Atalhos de Campo


1.7.14

Nada na manga

  As ovelhas andam nas pastagens entre cercas, mas é preciso controlá-las de tempos a tempos. Para isso existem uns corredores estreitos para onde elas entram, chamados mangas, palavra bastante explícita. Introduzir aí um rebanho habituado a liberdade, nem sempre é tarefa fácil. Um rebanho é isso mesmo, e basta uma ovelha ter a ideia de voltar para trás, que todas as outras tentam segui-la; a ideia de uma, a força do grupo. 
   Ovelhas na manga significa controlo; de quê? No verão, de míases que se instalam nas cavidades naturais e nas feridas, que é preciso desinfectar, de claudicações por problemas nos cascos, ou outros, da separação das ovelhas adultas dos borregos que tiverem idade para recria, das análises ao sangue para despiste de doenças infecto-contagiosas e das desparasitações, das ecografias para diagnóstico de gravidez, e finalmente, da organização do rebanho por grupos, animais em gestação para um lado, borregos para outro, malatas para outro, carneiros juntos com as ovelhas, ou separados, dependendo da fase reprodutiva.

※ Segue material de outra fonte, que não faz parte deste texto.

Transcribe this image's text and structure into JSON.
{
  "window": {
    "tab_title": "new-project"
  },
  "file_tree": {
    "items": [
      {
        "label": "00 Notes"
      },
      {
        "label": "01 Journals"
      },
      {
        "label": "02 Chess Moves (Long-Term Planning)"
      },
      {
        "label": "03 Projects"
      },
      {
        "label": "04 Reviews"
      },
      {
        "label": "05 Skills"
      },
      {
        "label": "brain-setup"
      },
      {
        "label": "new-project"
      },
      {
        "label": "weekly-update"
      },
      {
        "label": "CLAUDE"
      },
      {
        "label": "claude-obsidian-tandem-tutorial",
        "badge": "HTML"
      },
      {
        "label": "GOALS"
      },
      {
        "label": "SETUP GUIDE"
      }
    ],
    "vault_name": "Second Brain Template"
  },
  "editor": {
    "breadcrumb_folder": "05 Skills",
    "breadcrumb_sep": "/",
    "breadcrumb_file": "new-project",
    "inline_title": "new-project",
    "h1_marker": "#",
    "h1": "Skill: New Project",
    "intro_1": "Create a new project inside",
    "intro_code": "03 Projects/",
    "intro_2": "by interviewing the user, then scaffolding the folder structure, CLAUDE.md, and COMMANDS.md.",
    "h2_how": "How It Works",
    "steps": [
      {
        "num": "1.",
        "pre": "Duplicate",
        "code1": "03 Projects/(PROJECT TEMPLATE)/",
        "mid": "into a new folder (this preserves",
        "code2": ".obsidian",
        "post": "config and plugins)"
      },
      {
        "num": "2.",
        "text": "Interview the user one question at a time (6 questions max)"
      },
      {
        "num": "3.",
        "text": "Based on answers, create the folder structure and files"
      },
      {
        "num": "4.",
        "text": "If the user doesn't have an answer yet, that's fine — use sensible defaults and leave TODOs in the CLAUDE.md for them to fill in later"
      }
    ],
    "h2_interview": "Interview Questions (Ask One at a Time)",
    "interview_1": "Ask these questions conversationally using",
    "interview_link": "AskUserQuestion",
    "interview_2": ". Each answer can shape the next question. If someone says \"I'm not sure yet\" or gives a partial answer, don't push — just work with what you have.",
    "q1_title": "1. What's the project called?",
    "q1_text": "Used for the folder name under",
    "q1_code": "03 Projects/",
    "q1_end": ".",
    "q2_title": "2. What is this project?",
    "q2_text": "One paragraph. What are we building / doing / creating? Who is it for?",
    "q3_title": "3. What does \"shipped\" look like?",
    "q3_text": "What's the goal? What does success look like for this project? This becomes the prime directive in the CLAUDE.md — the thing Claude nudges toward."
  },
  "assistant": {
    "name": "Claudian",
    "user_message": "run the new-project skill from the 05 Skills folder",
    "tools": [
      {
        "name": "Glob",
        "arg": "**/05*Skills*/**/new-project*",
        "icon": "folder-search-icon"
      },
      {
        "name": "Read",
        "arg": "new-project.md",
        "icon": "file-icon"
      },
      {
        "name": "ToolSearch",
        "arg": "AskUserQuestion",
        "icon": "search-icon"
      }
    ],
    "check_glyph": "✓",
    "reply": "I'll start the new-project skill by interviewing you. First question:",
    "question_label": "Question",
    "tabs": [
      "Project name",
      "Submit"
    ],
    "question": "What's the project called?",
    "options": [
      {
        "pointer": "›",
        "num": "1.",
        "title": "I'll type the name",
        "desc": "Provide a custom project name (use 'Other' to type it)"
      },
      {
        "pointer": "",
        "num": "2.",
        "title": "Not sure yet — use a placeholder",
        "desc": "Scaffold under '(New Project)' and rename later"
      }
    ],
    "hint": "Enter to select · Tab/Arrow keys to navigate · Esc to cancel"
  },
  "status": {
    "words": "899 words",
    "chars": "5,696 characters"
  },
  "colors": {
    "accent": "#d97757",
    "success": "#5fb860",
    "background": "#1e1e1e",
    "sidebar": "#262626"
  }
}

   A altura da recria, com a separação das mães, é especialmente instável para o rebanho: as ovelhas passam o tempo a balir, a chamar,  e os borregos a responder, separados por algum espaço entre cercas, até que decorram dias suficientes, e que gradualmente se adaptem às novas condições.
   Lembro-me de uma jovem fêmea, no inverno passado, que após ter perdido a cria, que se tentou salvar sem sucesso, e de ter sido separada para integrar um grupo diferente, vir todas as tardes até à cerca por onde passavam as outras ovelhas com os  cordeiros, ao recolher, ali ficando recortada no anoitecer e no frio, até desistir.